Альфапедия

SYN-наводнение

редактировать
Обычное соединение между пользователем (Алиса ) и сервером. Трехстороннее рукопожатие выполнено правильно. SYN Flood. Злоумышленник (Мэллори ) отправляет несколько пакетов, но не отправляет «ACK» обратно на сервер. Таким образом, соединения являются полуоткрытыми и потребляют ресурсы сервера. Алиса, законный пользователь, пытается подключиться, но сервер отказывается открыть соединение, что приводит к отказу в обслуживании.

A SYN flood - это форма атаки отказа в обслуживании, в которой злоумышленник быстро инициирует соединение с сервером, не завершая соединение. Сервер должен тратить ресурсы на ожидание полуоткрытых соединений, которые могут потреблять достаточно ресурсов, чтобы система перестала отвечать на законный трафик.

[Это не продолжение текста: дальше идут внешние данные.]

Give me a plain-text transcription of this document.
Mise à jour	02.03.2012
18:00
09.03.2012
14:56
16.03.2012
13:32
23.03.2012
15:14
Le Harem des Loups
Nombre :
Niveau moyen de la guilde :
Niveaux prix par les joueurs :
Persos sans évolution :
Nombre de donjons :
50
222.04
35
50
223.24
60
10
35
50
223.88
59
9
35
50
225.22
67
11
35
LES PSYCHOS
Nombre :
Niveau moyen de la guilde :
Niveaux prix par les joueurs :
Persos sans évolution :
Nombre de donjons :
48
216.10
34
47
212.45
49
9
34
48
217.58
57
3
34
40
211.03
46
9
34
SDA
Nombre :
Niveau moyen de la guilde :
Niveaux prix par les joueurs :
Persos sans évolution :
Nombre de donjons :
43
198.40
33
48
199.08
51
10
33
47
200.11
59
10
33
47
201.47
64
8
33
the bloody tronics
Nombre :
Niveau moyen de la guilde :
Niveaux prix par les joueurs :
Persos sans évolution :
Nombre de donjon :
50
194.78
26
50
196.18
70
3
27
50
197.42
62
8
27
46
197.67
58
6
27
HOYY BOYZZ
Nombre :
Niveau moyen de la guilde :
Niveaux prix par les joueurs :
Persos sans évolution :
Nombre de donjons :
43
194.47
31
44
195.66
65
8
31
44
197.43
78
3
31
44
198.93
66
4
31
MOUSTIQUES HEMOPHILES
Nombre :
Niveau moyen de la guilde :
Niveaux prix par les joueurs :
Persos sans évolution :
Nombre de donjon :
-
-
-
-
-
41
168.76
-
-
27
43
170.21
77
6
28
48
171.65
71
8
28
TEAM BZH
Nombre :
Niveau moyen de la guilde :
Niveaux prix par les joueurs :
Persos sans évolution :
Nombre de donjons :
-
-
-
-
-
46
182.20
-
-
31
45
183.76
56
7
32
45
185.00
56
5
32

пакет, который отправляет злоумышленник, является SYN пакет, часть TCP трехстороннего рукопожатия, используемого для установления соединения.

Содержание
  • 1 Технические детали
  • 2 Контрмеры
  • 3 См. Также
  • 4 Ссылки
  • 5 Внешние ссылки
Технические детали

Когда клиент пытается запустить соединение TCP с сервер клиент и сервер обмениваются серией сообщений, которая обычно выполняется следующим образом:

  1. Клиент запрашивает соединение, отправляя SYN(синхронизировать) сообщение на сервер.
  2. Сервер подтверждает этот запрос, отправляя SYN-ACKобратно клиенту.
  3. Клиент отвечает ACK, и соединение установлено.

Это называется трехстороннее рукопожатие TCP и является основой для каждого установления соединения. хранится с использованием протокола TCP.

Атака SYN-флуда работает, не отвечая серверу ожидаемым кодом ACK. Злоумышленник может либо просто не отправлять ожидаемый ACK, либо подделать исходный IP-адрес в SYN, что приведет к тому, что сервер для отправки SYN-ACKна поддельный IP-адрес, который не будет отправлять ACK, потому что он «знает», что никогда не отправлял SYN.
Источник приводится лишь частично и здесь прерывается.